Soon after I began practicing law I developed a niche practice area assisting students in academic disputes.  It was always an interest but could never develop into a primary practice area as there just wasn’t enough work.  Since the onset of COVID-19, however, I have seen a noticeable increase in the amount of inquiries I receive about academic issues, primarily those involving cheating.  In my discussions with students I have developed a few theories as to why this is.

1.  Stress and Academic Pressure

Covid-19 has not been easy on anyone.  For university and college students they are missing out or have missed out on many “coming of age” moments during this period; examples include high school graduations and proms, and all of the exciting features of being a university of college student.  They are also feeling isolated and forced into new ways of learning.  Academic institutions may be doing their best but realistically this new way of learning is just not the same as it was.  Professors are not able to offer the same level of academic support and students are forced to fend for themselves.  To me this is the most significant factor and the one in which universities and colleges need to be most attune to.

2.  New opportunities to cheat

When evaluations were done in-person (I will never forget writing final examinations in Jock Hardy arena at Queen’s with hundreds of other people) it was harder to cheat.  It was also more obvious when people were caught.  Now exams are done online creating new and unique ways to cheat.  Universities have taken steps to catch students through proctoring software and watching web sites where answers are posted and will often catch students in their attempts.

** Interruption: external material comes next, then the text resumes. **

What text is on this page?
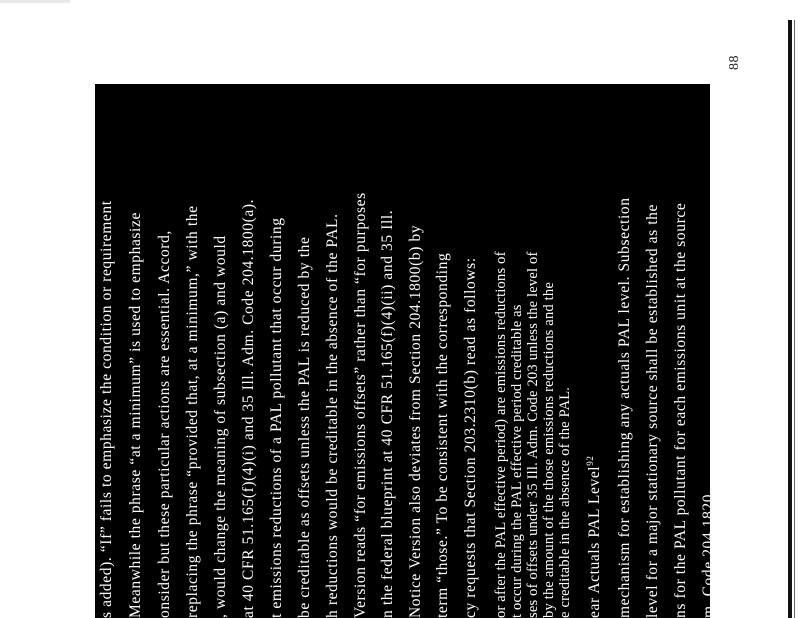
s added). “If” fails to emphasize the condition or requirement Meanwhile the phrase “at a minimum” is used to emphasize onsider but these particular actions are essential. Accord, replacing the phrase “provided that, at a minimum,” with the , would change the meaning of subsection (a) and would at 40 CFR 51.165(f)(4)(i) and 35 Ill. Adm. Code 204.1800(a). t emissions reductions of a PAL pollutant that occur during be creditable as offsets unless the PAL is reduced by the h reductions would be creditable in the absence of the PAL. Version reads “for emissions offsets” rather than “for purposes n the federal blueprint at 40 CFR 51.165(f)(4)(ii) and 35 Ill. Notice Version also deviates from Section 204.1800(b) by term “those.” To be consistent with the corresponding cy requests that Section 203.2310(b) read as follows: or after the PAL effective period) are emissions reductions of t occur during the PAL effective period creditable as ses of offsets under 35 Ill. Adm. Code 203 unless the level of by the amount of the those emissions reductions and the e creditable in the absence of the PAL. ear Actuals PAL Level$^{92}$	mechanism for establishing any actuals PAL level. Subsection level for a major stationary source shall be established as the ns for the PAL pollutant for each emissions unit at the source m. Code 204.1820.
88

3.  Lack of Academic Experience

Students may have been able to get away with things in high school that will not be tolerated in university or college.  A high school teacher may also be more forgiving and deal with issues internally than a Professor would be or is allowed to be.  Many students find themselves caught in what they consider “grey area” that is really caused by a lack of experience or understanding of policies.

4.  Everyone is doing it

In my many conversations with students I have little doubt that many continue to cheat.  I don’t think this reality can be ignored despite that it may not evoke very much sympathy.  As stated above students are under immense pressure.  They also need to do well to keep job and graduate school opportunities open.  If their colleagues are cheating, and getting away with it, then they will feel they need to do the same to ensure academic success.


In my mind schools need to be more pro-active in addressing the above factors.  By better educating students on the consequences of cheating and providing supports to prevent the desire to cheat we may be able to see fewer incidents as schools begin to revert back to an on-campus learning model.